"Wait here," said Lewis.
He stepped out of the car and started to walk slowly up the hill. He felt a strange sinking of the heart. In his day there had been no sidewalk, only a clay path, beaten hard by the feet of three children on their way to school. In his day the blank row of houses had been a mud taipa wall, broken just here by the little gate of the priest's house. In his day there had been that long, high-plumed bank of bamboos, forever swaying and creaking, behind the screen of which had lain the wonder realm of childhood.

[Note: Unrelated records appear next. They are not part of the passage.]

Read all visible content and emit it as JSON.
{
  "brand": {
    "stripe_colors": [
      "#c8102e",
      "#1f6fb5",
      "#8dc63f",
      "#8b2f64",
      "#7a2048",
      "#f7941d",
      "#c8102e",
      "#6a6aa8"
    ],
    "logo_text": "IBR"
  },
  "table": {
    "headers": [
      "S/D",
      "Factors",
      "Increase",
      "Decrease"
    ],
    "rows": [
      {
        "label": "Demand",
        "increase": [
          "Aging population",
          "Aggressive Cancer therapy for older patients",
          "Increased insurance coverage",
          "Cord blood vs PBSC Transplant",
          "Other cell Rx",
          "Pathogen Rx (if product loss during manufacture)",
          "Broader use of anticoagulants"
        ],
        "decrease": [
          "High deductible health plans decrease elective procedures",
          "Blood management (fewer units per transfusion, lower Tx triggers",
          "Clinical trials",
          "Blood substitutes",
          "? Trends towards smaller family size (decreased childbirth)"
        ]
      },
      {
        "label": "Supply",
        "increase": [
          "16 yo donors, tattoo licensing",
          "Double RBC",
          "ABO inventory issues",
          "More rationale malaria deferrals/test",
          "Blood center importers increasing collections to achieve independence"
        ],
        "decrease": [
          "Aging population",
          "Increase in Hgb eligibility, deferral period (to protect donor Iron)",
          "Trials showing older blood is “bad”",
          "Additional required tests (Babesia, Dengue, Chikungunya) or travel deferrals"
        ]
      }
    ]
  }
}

He came to the spot where the gate to Consolation Cottage had been. The old wooden gate and the two friendly, square brick pillars on which it had swung were gone; but in their stead rose a wondrous structure of scrolled wrought iron between two splendid granite shafts.
Lewis stood on tiptoe and gazed through the gate, up the driveway, to where Consolation Cottage had once stood. Through the tepid haze of a beautiful tropical garden he saw a high villa. It did not look back at him. It seemed to be watching steadily from its hilltop the spread of the mighty city in the valley below.
Lewis was brought to himself with a start. Somebody behind him cried out, "O-la!" He turned to find two impatient horses almost on top of him. A footman was springing from his place beside the coachman to open the gate.
Lewis stepped aside. In the smart victoria sat a lady alone. She was dressed in white, and wore a great, black picture-hat. Lewis glanced at her face. He recognized the Anglo-Saxon pallor. Out of the dead-white shone two dark eyes, unnaturally bright. He raised his hat.
"I beg your pardon," he began in English.
The gate had swung open. The horses were plunging on the taut reins. The lady drew her skirts in at her side and nodded. Lewis stepped into the carriage. The horses shot forward and up the drive.
CHAPTER XXXI
"It was the only way," said the lady as Lewis handed her out of the carriage. "The horses wouldn't wait, once the gates were open. What did you wish to say?"